After experimenting, unless I have a ridiculous UU like immortal or Praet, it seems like the best time to start with the warring is maces/catas if you hurry to those. As long as the enemy isn't fielding knights or muskets (though you can still take these cities with numbers), you can flatten cities with blinding speed this way. Longbows hurt, but when they have no +% from cities and are colatteral'd a bit they fall fast enough. Usually just 2-4 cats per city, average 3, with 0-1 losses in maces. In terms of production that's hardly murderers row to replace, and hitting with a good stack of them means many downed cities before they recover...if they do.

Also useful because by then you probably have the useful CoL and Currency to actually keep cities.
 
I find it's usually better to wait until marines/tanks and flight to do the big mop up operation, the campaign moves so much more quickly. I'll usually do the first real campaign with knights, although I have been known to use axe/sword or elephant/catapult rushes if I am getting pinched out of real estate.

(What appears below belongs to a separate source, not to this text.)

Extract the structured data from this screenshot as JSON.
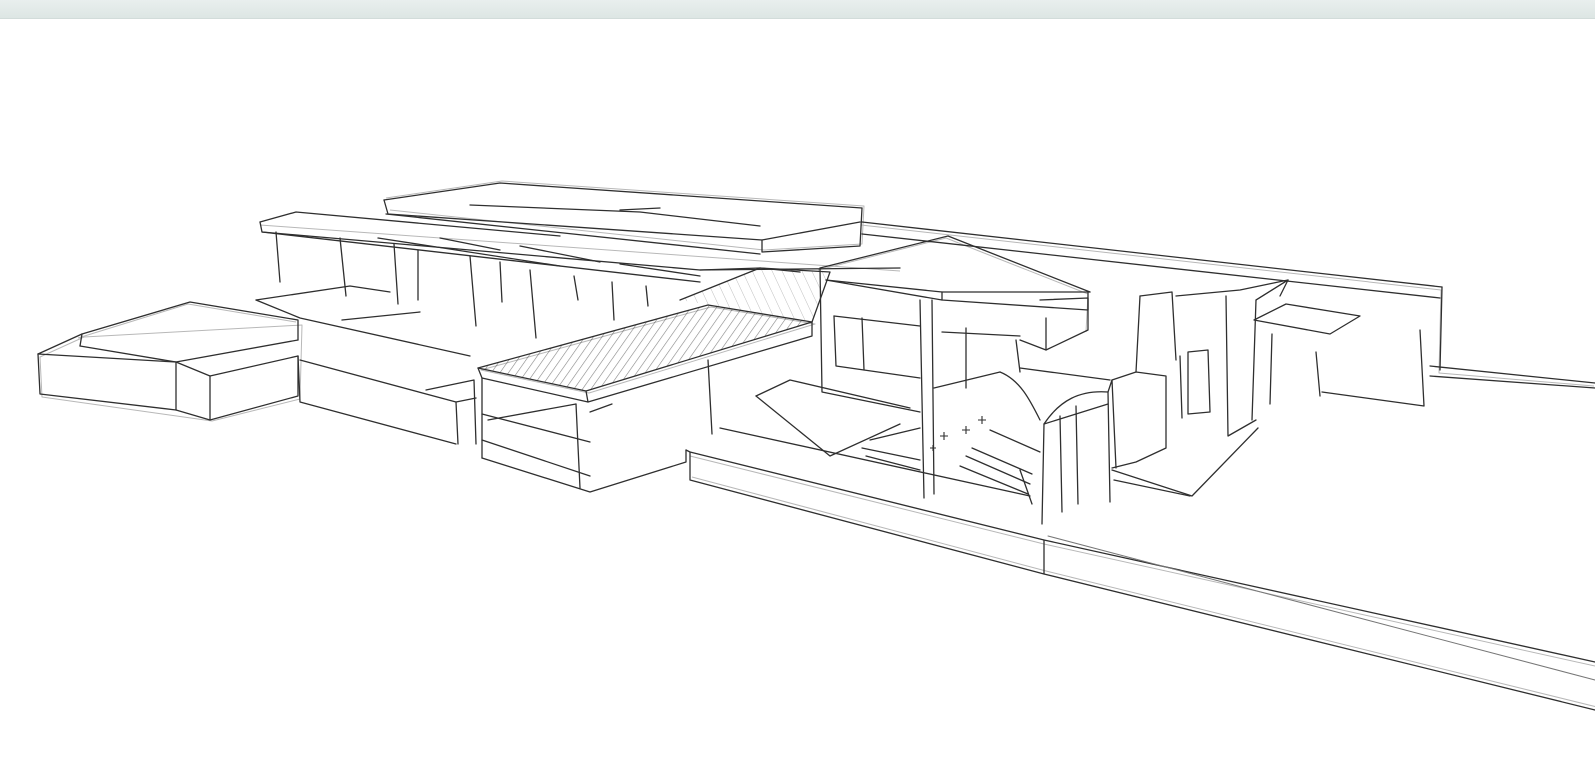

I find it's usually better to expand peacefully until you have really strong units with good movement, because then you can conduct the warfare so much more efficiently.

I guess it depends on your definition of "better". To me "better" means finishing with an earlier date. I can't think of a time I've built tanks except maybe a quick-speed or late-era-start game. Ancient starts, epic or marathon speed - never. A tank-based war might go fast once you start it, but I expect to have finished my domination centuries before tanks are even available.
 
it seems like the best time to start with the warring is maces/catas if you hurry to those

If you beeline construction, catapults + swords will take cities defended by archers-axes with very good win-loss ratio. You will loose only 2-3 catapults per 7-8 AI units. The trick is to build a branch of catapults ASAP (6-7), immediately after you invent construction. Whipping helps. 6-7 catapults + more to be built later is enough to start war with mediocre AI and capture its best cities at least. WW is a problem, not its military cause probably you dont have drama at this point.

This usually corresponds to my first wave of military expansion. The second wave - macemen, knights. The third - rifles and cannons, maybe cavarly. If it was pangea, it's enough. If we've other continents, we need one ore wave with infantry and tanks.